Pero mirar no es percibir ni comprender. Nuestra mirada está atravesada por, entre otras cosas, las emociones que lo que vemos nos provocan y éstas pueden imponerse a nuestra comprensión cuando la misma carece de un adecuado contexto. Para muchas personas la recepción y visionado de estas imágenes se produce en simultáneo a la de otras muchas imágenes que representan las cosas más diversas. En medio de esa amalgama visual se camufla el genocidio en Gaza. Es lógico que haya quien termine por experimentar indiferencia o cinismo, como lo es también que muchas personas sintamos tristeza, angustia y una terrible impotencia o, eventualmente, una conciencia clara de la imposibilidad de intervenir y un deseo de inmediata desconexión respecto de lo visto, de apartarnos de eso que no estamos viviendo, sólo viendo. Podemos pensar: "A mí no me está pasando, así que no quiero seguir viéndolo". O, por el contrario: "Lo veo para constatar que no es algo que me esté ocurriendo. Bien, estoy a salvo, puedo seguir viéndolo".

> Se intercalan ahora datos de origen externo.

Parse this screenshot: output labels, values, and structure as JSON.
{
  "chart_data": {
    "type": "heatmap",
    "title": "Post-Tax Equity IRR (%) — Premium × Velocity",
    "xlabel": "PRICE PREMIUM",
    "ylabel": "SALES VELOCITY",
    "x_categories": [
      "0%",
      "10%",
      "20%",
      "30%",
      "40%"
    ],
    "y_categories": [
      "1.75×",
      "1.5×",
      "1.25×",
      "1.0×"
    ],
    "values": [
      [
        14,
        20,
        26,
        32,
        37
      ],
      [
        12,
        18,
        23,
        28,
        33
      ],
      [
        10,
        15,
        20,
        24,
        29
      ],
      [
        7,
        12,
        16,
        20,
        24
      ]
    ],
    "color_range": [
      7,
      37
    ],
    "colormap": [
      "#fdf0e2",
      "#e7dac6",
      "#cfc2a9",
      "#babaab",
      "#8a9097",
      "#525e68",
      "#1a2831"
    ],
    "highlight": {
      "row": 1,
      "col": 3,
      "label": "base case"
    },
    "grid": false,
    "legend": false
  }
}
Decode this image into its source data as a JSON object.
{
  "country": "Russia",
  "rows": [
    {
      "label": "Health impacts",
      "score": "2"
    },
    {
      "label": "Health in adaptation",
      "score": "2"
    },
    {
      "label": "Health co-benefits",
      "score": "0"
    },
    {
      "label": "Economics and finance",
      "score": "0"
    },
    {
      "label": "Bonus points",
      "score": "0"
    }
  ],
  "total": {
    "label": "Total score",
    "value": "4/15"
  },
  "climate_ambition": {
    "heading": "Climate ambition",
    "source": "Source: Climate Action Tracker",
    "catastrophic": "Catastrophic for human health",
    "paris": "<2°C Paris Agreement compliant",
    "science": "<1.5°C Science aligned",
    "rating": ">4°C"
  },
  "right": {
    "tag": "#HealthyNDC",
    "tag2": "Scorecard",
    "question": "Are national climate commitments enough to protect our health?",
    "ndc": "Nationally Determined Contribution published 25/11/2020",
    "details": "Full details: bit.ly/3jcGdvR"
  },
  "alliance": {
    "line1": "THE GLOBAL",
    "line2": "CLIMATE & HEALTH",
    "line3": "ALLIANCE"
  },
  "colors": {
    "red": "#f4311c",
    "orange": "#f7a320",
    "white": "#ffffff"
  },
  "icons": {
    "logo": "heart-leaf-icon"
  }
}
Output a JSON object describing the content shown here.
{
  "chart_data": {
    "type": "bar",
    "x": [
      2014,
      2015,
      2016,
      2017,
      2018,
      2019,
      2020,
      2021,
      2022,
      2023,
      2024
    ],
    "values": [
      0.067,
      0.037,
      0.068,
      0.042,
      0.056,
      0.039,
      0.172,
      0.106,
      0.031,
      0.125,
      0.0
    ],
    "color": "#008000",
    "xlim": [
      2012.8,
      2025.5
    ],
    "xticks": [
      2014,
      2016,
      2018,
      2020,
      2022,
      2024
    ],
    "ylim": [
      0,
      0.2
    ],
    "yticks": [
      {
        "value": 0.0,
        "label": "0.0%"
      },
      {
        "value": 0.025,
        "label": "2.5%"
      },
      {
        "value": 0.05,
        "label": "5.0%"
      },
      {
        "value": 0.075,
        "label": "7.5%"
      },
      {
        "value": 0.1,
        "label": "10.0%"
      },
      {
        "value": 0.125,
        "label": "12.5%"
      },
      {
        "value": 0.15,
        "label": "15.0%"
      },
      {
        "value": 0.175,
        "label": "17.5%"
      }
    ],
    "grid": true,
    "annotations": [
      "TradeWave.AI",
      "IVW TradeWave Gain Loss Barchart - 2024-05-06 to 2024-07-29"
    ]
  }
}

Pero también puede suceder que lo que nos provoquen estas imágenes sea miedo como consecuencia de una identificación del dolor ajeno como certera e inminentemente propio, como nuestro. Mi sensación es que ya hay mucha gente a la que esto le está ocurriendo. Hay cada vez más personas que ante las imágenes que nos llegan de Gaza sienten de manera casi exclusiva miedo. Las imágenes sobre Gaza que hemos visto y que se seguirán repitiendo están dejando de servir para despertar conciencias o sensibilizar a las sociedades acerca de la necesidad de proteger las vidas y los derechos del pueblo palestino. La moviola del terror ha empezado a convertirse en una película que los artífices de la guerra nos dirán que describe lo que no queremos que sea nuestro mundo mientras nos proporcionan oportunamente la receta para evitar que se convierta en "eso" que está allí y que debemos esforzarnos en mantener lejos. Y la receta va a ser menos democracia, menos derechos y más armamento.

2024 será un año para encontrar la forma de organizarnos y plantar cara al miedo.